I grow some of my beans as individual semi-isolated varieties for specific uses. It is only when I find an off-type in one of them that I know a new cross (rather than on going segregation) has happened. I pull them out of the individual variety and add them to the mixed-up group the next season. I don't try at all to keep track anymore; it's just more trouble than it's worth. As they keep segregating, I just let nature take its course and figure the best adapted make the most seeds each year and thus get replanted the most.

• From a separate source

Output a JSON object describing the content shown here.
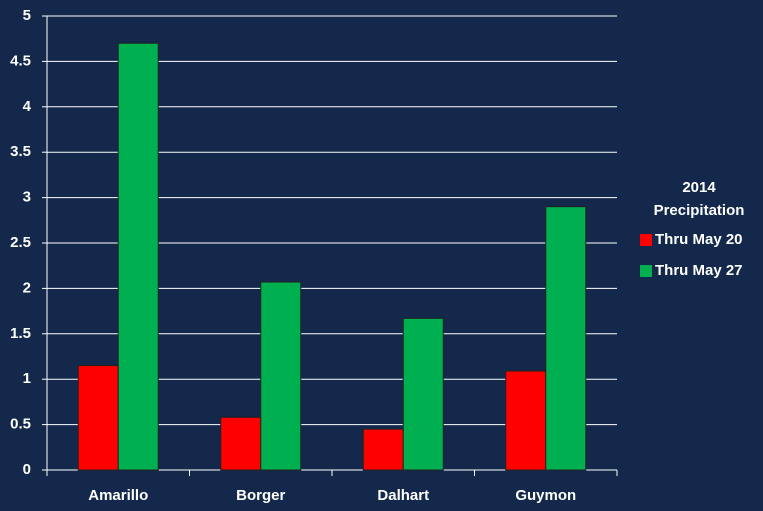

Why the other species that are supposed too easily cross, never have is a mystery to me.

1 month ago
There was lots of Johnson grass, big, what I think are European thistles, what I call horse weeds, but others call giant rag weed, and burdock when I first moved here, some on my side but especially on the abandoned farm across the road. I didn't have any fences then and laying those big thistles in the garden paths helped keep the rabbits out. All of them made fine mulch and compost. That was twenty-five years ago and now there is just a little bit of Johnson grass and burdock left; I kind of like them and keep them for the nostalgia as there isn't enough to be useful anymore. Some horseweeds are still over there too, but too far away to mess with. I have been thinking of importing some of the thistles from up the road a way, because I think they are pretty, and the bumblebees love them.